Brian Langston (Jonathan Tysor and Michael Qeliqi) spends his life moving in and out of psychiatric facilities. His volatile behaviour at home and school never fully diagnosed as he grows. While at the same time, jealously of his adopted sister eats away at his ability to function. His outward vulnerability hiding a deadly killer instinct. And while his therapist mother attempts to support his needs and development, her belief in treatment only perpetuates his pain; the boy running a gauntlet of experimental therapies. Meanwhile, his pain and isolation only build; his sexual abuse at the hands of his first therapist shrouded in secrecy. The result of which creates a monster hidden under a cloak of vulnerability.

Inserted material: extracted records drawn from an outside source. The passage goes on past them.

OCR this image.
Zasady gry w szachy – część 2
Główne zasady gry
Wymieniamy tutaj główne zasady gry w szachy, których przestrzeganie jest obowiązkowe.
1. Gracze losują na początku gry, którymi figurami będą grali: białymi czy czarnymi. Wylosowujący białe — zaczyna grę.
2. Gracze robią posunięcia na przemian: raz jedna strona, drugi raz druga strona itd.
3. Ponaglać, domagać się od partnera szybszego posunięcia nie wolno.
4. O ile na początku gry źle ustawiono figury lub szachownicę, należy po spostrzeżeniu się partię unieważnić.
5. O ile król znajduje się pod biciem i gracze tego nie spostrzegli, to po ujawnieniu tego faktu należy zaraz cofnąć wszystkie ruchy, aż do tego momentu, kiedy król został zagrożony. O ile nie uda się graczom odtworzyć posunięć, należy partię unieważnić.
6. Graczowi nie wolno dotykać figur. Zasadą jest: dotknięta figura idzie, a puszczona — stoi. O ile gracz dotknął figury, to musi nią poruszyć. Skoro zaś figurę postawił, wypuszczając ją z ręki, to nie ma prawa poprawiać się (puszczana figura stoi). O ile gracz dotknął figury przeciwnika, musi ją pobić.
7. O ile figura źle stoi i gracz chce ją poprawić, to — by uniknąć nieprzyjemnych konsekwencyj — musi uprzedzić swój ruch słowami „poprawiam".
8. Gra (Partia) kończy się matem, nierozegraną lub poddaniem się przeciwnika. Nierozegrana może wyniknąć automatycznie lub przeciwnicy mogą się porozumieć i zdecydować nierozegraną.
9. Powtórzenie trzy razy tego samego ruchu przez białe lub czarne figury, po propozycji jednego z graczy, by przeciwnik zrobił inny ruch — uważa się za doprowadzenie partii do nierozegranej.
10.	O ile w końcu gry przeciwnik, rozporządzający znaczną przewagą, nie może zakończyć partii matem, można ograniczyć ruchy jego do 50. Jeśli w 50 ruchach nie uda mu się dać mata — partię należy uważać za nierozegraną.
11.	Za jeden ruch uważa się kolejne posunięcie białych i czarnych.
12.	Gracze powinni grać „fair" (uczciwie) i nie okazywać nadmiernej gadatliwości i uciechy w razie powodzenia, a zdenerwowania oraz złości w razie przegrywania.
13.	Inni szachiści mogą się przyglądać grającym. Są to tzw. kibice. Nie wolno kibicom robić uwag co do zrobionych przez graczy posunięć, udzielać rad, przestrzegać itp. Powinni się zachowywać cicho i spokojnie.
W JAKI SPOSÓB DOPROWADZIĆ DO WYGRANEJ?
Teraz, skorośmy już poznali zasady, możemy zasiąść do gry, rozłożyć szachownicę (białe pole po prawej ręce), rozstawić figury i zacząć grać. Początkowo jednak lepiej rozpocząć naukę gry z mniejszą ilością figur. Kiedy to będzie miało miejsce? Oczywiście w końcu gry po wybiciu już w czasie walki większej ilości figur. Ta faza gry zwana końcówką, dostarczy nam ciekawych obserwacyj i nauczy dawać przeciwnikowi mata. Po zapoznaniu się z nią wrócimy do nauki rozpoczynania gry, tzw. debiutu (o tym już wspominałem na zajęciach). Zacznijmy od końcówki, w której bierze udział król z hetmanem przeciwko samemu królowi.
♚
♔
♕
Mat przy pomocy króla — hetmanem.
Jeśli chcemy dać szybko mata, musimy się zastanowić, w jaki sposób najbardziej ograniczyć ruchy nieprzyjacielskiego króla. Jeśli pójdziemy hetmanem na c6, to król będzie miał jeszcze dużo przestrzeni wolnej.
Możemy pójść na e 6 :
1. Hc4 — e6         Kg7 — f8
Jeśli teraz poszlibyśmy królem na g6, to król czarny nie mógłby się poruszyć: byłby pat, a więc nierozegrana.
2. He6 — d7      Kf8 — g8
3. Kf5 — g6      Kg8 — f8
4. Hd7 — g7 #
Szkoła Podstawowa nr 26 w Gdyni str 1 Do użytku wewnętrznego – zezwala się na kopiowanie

Debates are likely to rage over Killer Therapy and its view of psychological treatment. After all, here doctors are happy to experiment on the young mind. Their careers built on public acceptance of their power; their work’s long-term results less critical than the brief yet powerful intervention they make. While at the same time, Brian accepts his treatment’s failings, blaming himself and his actions for failure. For many, this will only negatively impact the fantastic work of many therapists. While for others, it may trigger memories of harmful interventions long-held a secret. With both of these potential discussions ensuring Killer Therapy divides both audience and critical opinion alike.
However, whatever your thoughts on the treatment of the subject matter at its heart, Killer Therapy shines in its lead actors’ performances. And among these, Michael Qeliqi is exceptional in his first significant film role. Qeliqi’s Brian is both gentle, insecure yet deadly, his performance utterly magnetic in its complexity. With the films final act, both heartbreaking and terrifying in equal measure. His interpretation of Brian as he grows, leaving a lasting impression on the audience. While at the same time, ensuring the film rises above the standard tropes of serial killer horror. And when coupled with an ensemble cast who also bring gravitas to the journey Brian takes. Killer Therapy becomes a fascinating and intricate thriller that deserves more than one viewing.